Cutting in-line with iron: ribosomal function and non-oxidative RNA cleavage

Divalent metal cations are essential to the structure and function of the ribosome. Previous characterizations of the ribosome performed under standard laboratory conditions have implicated Mg(2+) as a primary mediator of ribosomal structure and function. Possible contributions of Fe(2+) as a ribosomal cofactor have been largely overlooked, despite the ribosome's early evolution in a high Fe(2+) environment, and the continued use of Fe(2+) by obligate anaerobes inhabiting high Fe(2+) niches.
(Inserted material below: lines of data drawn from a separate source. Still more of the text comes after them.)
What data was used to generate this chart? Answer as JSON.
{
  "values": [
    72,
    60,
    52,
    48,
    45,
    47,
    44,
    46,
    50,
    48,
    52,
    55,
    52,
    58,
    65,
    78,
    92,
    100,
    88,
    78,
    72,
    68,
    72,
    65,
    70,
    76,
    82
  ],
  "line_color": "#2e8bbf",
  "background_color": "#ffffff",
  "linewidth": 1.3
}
Here, we show that (i) Fe(2+) cleaves RNA by in-line cleavage, a non-oxidative mechanism that has not previously been shown experimentally for this metal, (ii) the first-order in-line rate constant with respect to divalent cations is >200 times greater with Fe(2+) than with Mg(2+), (iii) functional ribosomes are associated with Fe(2+) after purification from cells grown under low O(2) and high Fe(2+) and (iv) a small fraction of Fe(2+) that is associated with the ribosome is not exchangeable with surrounding divalent cations, presumably because those ions are tightly coordinated by rRNA and deeply buried in the ribosome. In total, these results expand the ancient role of iron in biochemistry and highlight a possible new mechanism of iron toxicity.